If barnacles cling to the Southern Baptist ship, we should willingly scrape them off to increase our speed.
But it is unfair to imply that anything we currently do that is not church planting or international missions is a barnacle. And don’t try to say the Convention was formed exclusively or primarily to plant churches. There is not enough money funding missions overseas. There never has been enough money going overseas. The Foreign Mission Board reports of 1927-28-29 etc. read as if current International Mission Board President Jerry Rankin wrote them for the upcoming meeting in Orlando.
Missionaries identified, vetted and ready to go, and not enough money to send them. I’m not referring to that historical consistency to say, “Don’t worry about it. It’s always been that way.”
But when a problem is "newly discovered" by the next generation, with no reference to the past, successful solutions developed in the past might be ignored. The Cooperative Program is a solution to a vexing problem of societal giving that almost drove the SBC to bankruptcy on more than one occasion. The Cooperative Program is not a problem; it is a solution.
To imply that it is broken is to say your car is broken when it coasts to the side of the road and quits.
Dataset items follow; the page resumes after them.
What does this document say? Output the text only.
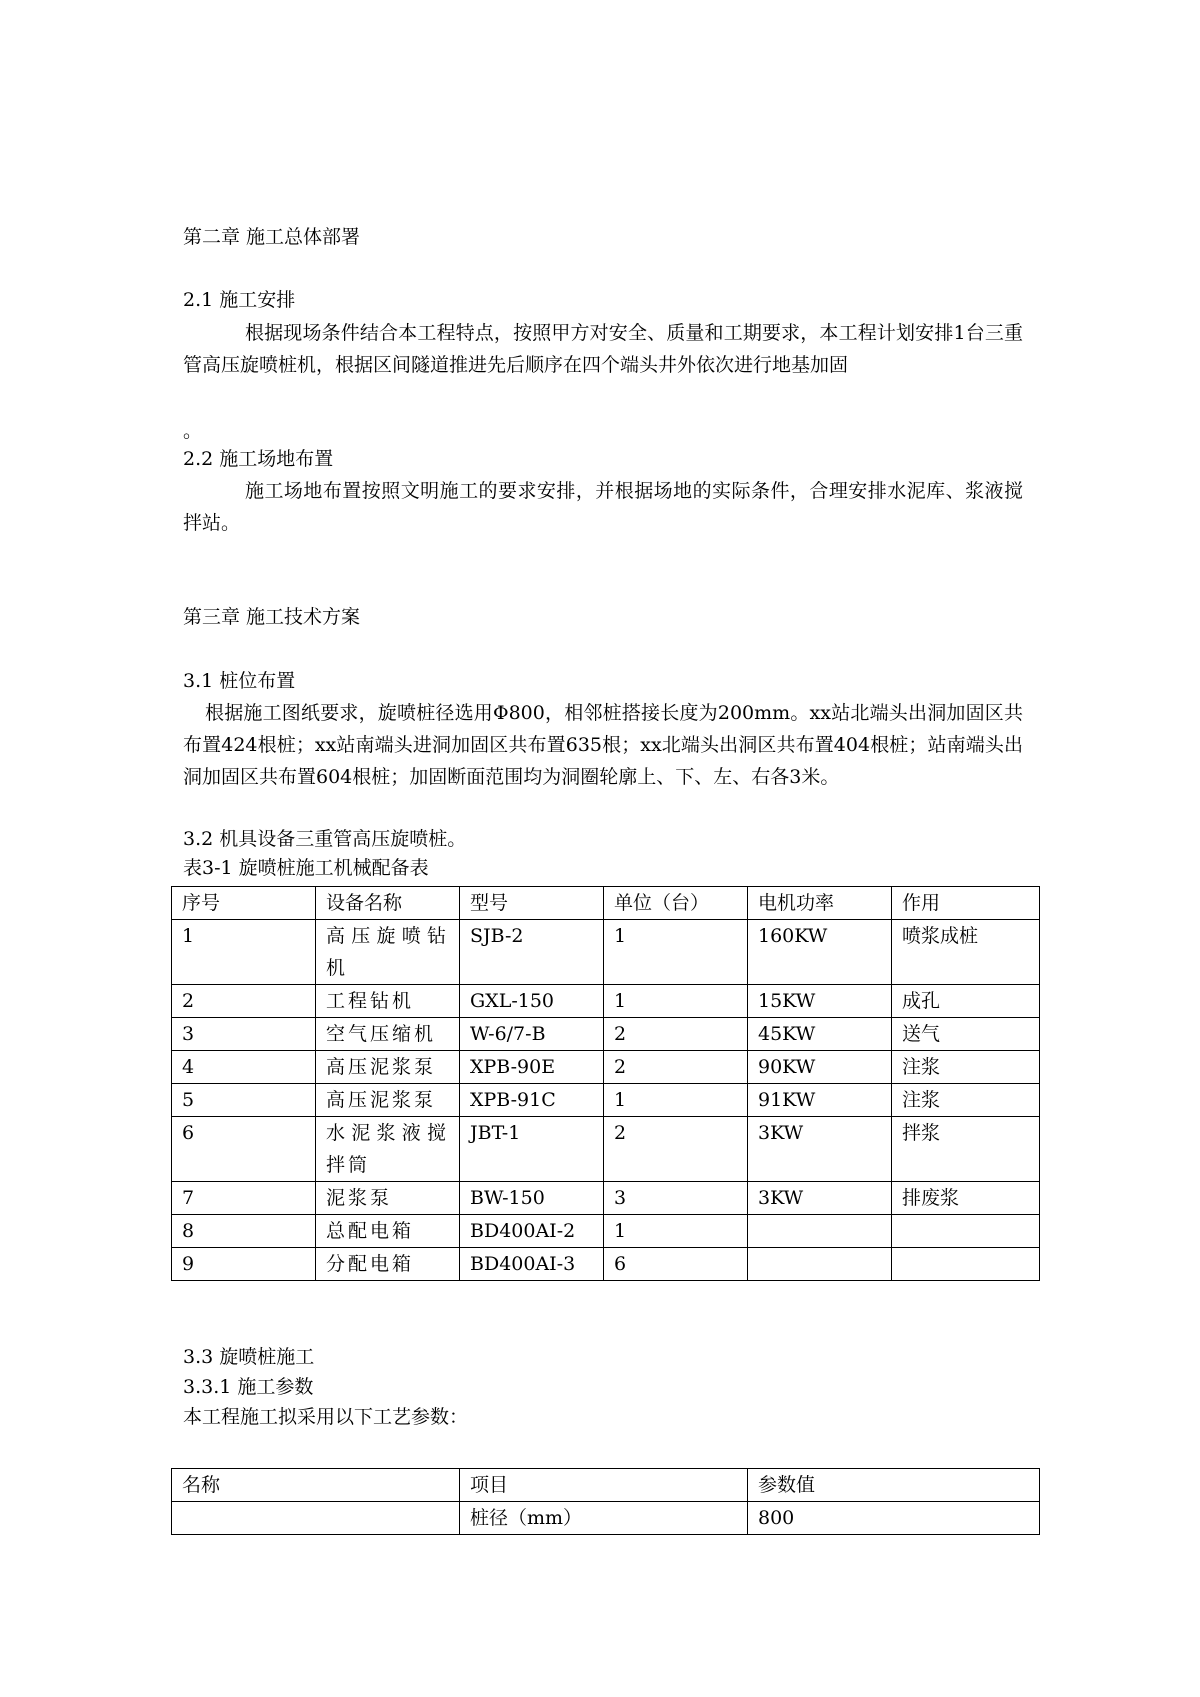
第二章 施工总体部署
2.1 施工安排

根据现场条件结合本工程特点，按照甲方对安全、质量和工期要求，本工程计划安排1台三重管高压旋喷桩机，根据区间隧道推进先后顺序在四个端头井外依次进行地基加固

。
2.2 施工场地布置

施工场地布置按照文明施工的要求安排，并根据场地的实际条件，合理安排水泥库、浆液搅拌站。

第三章 施工技术方案
3.1 桩位布置

根据施工图纸要求，旋喷桩径选用Φ800，相邻桩搭接长度为200mm。xx站北端头出洞加固区共布置424根桩；xx站南端头进洞加固区共布置635根；xx北端头出洞区共布置404根桩；站南端头出洞加固区共布置604根桩；加固断面范围均为洞圈轮廓上、下、左、右各3米。

3.2 机具设备三重管高压旋喷桩。
表3-1 旋喷桩施工机械配备表
序号	设备名称	型号	单位（台）	电机功率	作用
1	高压旋喷钻机	SJB-2	1	160KW	喷浆成桩
2	工程钻机	GXL-150	1	15KW	成孔
3	空气压缩机	W-6/7-B	2	45KW	送气
4	高压泥浆泵	XPB-90E	2	90KW	注浆
5	高压泥浆泵	XPB-91C	1	91KW	注浆
6	水泥浆液搅拌筒	JBT-1	2	3KW	拌浆
7	泥浆泵	BW-150	3	3KW	排废浆
8	总配电箱	BD400AI-2	1		
9	分配电箱	BD400AI-3	6		
3.3 旋喷桩施工
3.3.1 施工参数
本工程施工拟采用以下工艺参数：
名称	项目	参数值
	桩径（mm）	800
You used to put 10 gallons of fuel into the car for your trip to the beach.
But you needed some gas for the lawnmower, and edger, and to burn the brush pile. And you used some gas money for a sandwich, so you just put six gallons into the car and now you wonder why it won’t carry you to the beach and back.
Denominational leadership cannot harangue individuals to give more or churches to contribute more of the gifts to missions.
Those are heart issues that if resolved would put everything right.
Akin listed as his first axiom toward a Great Commission resurgence that “We must commit ourselves to the total and absolute Lordship of Jesus Christ in every area of our lives. (Col. 3:16-17, 23-24) If we do not do that, there is no call compelling enough to pull Southern Baptists as a convention of churches toward a Great Commission resurgence.